They say that baseball is a game of inches, or centimeters if you find yourself in the British Isles. You could take that old baseball adage and apply it in so many ways, but basically it juxtaposes the reality of how easily the game can change on a dime or how suddenly the momentum in a game can shift.

vic blackBut for now I want to shift your focus back to the Mets and our newest addition Vic Black.

The New York Times ran an interesting story about him yesterday, and it touches on how he reinvented himself by adding one small and odd movement to his delivery – a glove tap.

That said, it’s amazing how the most subtlest change in a batter’s swing or a pitcher’s delivery can transform a player from being plain old mediocre to an All Star caliber performer.

Vic Black’s career as a pitcher was unsettled in 2011. His fastball fell to 88 miles per hour from 97. As a 23-year-old right-handed reliever pitching in an age of power arms, throwing a pedestrian 88 m.p.h. was not going to get him out of Class A ball. It was more likely to run him out of baseball.
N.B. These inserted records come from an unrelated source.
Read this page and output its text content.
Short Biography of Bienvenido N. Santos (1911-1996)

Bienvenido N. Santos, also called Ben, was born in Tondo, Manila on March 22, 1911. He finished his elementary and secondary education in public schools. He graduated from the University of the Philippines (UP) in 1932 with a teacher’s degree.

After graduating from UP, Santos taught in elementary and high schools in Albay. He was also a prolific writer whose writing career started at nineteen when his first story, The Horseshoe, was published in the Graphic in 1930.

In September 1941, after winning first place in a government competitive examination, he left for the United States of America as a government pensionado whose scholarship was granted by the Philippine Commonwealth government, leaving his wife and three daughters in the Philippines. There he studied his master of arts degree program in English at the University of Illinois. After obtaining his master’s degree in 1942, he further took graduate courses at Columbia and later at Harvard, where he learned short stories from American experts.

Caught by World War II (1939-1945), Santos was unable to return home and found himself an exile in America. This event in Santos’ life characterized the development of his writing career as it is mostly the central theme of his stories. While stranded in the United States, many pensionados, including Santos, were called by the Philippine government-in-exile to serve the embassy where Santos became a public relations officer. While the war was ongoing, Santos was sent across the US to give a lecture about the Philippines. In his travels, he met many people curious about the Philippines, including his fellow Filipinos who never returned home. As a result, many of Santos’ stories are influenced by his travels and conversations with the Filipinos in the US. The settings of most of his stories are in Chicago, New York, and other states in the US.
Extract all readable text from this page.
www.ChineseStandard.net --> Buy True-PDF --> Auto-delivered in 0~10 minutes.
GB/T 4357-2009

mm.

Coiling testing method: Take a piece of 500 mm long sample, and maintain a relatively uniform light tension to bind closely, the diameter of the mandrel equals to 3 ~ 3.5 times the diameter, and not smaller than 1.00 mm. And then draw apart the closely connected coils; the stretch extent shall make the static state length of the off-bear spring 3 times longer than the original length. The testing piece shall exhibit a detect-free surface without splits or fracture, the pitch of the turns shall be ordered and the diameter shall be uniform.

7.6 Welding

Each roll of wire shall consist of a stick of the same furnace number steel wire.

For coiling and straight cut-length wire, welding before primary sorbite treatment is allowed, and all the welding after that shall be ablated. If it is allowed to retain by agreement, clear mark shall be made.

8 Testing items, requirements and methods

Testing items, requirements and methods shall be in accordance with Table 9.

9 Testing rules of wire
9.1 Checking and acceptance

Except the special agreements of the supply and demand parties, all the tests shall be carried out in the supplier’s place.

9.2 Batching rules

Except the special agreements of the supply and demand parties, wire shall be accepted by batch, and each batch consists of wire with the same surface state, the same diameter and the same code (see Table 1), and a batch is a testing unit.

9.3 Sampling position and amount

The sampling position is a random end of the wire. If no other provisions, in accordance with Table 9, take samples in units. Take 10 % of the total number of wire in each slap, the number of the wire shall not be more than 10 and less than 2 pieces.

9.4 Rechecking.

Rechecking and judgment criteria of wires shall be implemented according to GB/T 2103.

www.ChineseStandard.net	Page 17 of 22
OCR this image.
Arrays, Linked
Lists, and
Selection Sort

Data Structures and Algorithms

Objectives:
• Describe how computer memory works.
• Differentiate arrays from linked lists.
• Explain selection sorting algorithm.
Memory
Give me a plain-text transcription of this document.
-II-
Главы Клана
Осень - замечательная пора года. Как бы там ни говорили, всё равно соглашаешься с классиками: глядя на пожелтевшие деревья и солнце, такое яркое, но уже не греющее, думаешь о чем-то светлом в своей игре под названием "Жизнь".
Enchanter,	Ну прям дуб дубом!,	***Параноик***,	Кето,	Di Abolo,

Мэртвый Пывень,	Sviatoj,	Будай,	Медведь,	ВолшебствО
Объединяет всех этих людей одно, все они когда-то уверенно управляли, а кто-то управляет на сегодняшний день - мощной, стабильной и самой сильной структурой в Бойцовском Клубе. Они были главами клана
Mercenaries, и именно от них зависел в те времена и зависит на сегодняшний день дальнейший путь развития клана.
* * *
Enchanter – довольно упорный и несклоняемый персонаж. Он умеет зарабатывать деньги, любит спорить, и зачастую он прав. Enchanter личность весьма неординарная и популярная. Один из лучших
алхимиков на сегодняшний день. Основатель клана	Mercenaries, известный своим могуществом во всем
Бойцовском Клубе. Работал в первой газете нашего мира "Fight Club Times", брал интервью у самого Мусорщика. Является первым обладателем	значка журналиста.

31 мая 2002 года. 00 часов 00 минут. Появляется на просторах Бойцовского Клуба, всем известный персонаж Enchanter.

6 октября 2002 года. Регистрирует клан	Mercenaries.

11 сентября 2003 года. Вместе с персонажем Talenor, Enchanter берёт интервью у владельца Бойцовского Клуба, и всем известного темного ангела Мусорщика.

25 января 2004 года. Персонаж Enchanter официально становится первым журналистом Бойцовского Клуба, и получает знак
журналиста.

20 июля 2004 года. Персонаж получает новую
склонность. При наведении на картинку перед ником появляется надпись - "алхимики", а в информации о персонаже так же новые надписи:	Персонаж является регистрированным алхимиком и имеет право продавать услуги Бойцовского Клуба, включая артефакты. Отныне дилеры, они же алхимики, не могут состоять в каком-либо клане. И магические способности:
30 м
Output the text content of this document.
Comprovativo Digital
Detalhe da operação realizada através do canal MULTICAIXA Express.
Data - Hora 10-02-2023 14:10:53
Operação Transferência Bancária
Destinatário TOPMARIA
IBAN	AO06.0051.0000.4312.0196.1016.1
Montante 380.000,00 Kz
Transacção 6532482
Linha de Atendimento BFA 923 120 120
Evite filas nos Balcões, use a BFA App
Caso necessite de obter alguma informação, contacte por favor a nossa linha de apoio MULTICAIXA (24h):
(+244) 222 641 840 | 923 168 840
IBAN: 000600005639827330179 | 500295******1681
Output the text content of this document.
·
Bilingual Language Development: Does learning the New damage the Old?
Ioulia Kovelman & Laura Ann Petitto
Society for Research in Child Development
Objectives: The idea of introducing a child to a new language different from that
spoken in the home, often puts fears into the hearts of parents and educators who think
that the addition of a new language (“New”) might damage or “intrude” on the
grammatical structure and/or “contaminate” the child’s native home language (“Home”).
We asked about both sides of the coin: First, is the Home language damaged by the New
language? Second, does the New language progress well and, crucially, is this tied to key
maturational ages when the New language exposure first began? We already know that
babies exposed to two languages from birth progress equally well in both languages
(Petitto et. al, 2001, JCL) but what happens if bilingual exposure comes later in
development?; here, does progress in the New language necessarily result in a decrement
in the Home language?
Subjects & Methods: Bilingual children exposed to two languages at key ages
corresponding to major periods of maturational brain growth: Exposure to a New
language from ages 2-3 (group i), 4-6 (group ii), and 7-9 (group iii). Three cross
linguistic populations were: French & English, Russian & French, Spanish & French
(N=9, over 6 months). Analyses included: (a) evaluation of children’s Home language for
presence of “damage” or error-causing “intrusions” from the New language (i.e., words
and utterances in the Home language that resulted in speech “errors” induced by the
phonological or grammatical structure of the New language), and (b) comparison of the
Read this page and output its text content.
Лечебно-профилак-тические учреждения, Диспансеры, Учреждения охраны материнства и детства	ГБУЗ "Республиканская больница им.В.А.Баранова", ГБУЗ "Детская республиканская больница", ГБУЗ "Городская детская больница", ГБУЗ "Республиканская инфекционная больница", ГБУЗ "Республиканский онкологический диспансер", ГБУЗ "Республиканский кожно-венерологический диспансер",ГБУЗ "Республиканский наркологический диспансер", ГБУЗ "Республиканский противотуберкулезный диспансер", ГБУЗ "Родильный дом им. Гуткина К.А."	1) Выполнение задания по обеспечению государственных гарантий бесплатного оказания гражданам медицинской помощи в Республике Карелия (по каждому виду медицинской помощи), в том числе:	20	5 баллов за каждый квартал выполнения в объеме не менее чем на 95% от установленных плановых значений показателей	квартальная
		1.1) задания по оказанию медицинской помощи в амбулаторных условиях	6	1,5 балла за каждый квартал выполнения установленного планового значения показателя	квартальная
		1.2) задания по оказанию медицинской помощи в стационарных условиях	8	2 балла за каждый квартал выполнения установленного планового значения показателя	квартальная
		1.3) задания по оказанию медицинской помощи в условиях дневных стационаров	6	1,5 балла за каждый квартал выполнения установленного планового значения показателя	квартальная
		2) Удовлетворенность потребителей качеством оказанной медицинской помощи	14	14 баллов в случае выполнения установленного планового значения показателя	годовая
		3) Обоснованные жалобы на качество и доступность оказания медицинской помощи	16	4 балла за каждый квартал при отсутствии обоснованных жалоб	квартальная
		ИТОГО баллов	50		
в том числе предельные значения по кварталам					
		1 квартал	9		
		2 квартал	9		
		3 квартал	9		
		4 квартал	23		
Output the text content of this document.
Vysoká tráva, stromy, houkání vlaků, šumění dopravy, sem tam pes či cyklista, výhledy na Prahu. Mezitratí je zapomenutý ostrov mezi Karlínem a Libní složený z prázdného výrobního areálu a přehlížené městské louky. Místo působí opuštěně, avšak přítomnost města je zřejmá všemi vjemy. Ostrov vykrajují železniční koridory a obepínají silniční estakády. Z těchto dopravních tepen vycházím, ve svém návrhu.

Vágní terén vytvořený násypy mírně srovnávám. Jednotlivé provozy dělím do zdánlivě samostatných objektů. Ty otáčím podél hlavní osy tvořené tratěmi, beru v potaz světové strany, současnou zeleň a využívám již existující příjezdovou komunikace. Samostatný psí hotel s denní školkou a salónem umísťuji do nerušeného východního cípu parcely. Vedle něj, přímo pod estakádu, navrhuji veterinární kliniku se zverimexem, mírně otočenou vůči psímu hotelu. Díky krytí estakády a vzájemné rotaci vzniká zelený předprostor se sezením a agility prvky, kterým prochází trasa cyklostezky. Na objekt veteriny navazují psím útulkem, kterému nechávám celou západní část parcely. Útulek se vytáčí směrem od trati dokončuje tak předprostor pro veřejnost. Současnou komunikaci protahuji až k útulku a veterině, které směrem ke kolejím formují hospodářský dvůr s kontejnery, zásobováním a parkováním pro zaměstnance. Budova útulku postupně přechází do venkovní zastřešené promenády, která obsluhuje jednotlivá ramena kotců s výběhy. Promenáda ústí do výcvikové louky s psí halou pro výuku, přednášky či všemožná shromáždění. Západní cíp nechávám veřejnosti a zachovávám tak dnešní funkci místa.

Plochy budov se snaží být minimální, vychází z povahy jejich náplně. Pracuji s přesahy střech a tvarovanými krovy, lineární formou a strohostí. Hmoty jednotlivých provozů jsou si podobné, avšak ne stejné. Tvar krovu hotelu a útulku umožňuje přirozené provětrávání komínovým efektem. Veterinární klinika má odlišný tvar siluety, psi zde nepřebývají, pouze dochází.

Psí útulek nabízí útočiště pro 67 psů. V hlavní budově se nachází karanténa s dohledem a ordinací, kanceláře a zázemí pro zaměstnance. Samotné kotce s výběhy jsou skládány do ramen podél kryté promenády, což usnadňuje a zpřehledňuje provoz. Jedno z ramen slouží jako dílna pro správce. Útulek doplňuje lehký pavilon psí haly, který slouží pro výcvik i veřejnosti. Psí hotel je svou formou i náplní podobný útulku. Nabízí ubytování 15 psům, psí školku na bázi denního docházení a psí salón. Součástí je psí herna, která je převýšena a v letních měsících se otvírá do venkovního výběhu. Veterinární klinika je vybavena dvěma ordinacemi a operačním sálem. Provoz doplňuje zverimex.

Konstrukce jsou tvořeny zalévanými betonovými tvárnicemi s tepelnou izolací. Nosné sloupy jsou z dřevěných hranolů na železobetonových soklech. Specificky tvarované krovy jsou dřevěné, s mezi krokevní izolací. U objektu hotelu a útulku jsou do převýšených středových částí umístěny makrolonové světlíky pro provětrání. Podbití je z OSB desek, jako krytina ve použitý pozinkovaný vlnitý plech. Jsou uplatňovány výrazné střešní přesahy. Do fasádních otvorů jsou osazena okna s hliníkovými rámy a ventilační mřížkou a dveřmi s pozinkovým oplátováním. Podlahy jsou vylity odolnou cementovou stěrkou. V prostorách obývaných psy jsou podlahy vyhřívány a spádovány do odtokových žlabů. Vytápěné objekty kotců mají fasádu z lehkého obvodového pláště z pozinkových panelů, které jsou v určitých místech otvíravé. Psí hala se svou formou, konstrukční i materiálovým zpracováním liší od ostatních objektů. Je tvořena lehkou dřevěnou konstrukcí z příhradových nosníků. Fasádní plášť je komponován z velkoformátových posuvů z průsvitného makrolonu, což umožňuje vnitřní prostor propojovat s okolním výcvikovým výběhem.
But one afternoon in Jupiter, Fla., while playing for the Pittsburgh Pirates’ Class A team, Bradenton, Black was throwing what he called a “mindless bullpen session,” trying to find a career switch to flip. He patted his glove with the ball in his right hand in mid-windup during warm-ups, like always, and threw a pitch while the pitching coach Mike Steele was looking on.

“Do that,” Black said Steele told him.

“You mean pat my glove,” Black said.

“Yes,” Steele said.

“It’s not illegal?” Black said.

“No, we don’t care what you do, try it,” Steele said.

It was an audacious move because Black had always used a normal windup without patting his glove in mid-windup. So he toed the rubber and patted his glove in mid-windup for Steele. The ball flew out of his hand. Black, who is now throwing in the 90s again, stood there stunned. He threw another pitch, then another and then another. The catcher, Ramon Cabrera, who is now in the Tigers’ organization, looked like a hockey goalie diving around, trying to prevent wild pitches.

Black stayed in the bullpen for a week to work on his control, and then in his first outing he pitched an inning and struck out two and got a groundout. “I hadn’t had two strikeouts in an inning in a long time,” said Black, whom the Mets acquired from the Pirates on Aug. 27 as part of a trade for Marlon Byrd. “It was just 100 times better. Your body responds to it, your mind responds to it, you feel free again.”

By now most of you know that, the Mets originally drafted the 6-foot-4 righthander in the 41st round of the 2006 draft, but he opted to go to college and eventually was drafted 49th overall by the Pirates three years later. Now he finds himself with the team that coveted him in the first place. It’s funny how things work out that way…

While it’s pretty much established that Bobby Parnell is the Mets’ closer, there is at least a small modicum of uncertainty regarding the bulging disc that is giving him pain in his upper back and neck. Surgery has yet to be ruled out.

Enter Black, who  has one goal in mind and that is to become a major league closer.

“Personality and approach-wise, it just fits me to be a closer,” Black said. “It’s the path I want to keep going down. This is my new family, I want to do well with them, doing whatever they need. I’ll throw whenever they need me to throw.”

Hopefully, Parnell returns this Spring healthy and ready to go. But in the off chance that he doesn’t, the Mets may have themselves a potential option in Black if the need arises.

So far, the 25-year old has made two appearances, both of them high-pressure situations, and each time he did his job while stranding five runners in the process.

Picking him up in that Marlon Byrd/John Buck deal may have been a smart and very shrewd move by Sandy Alderson.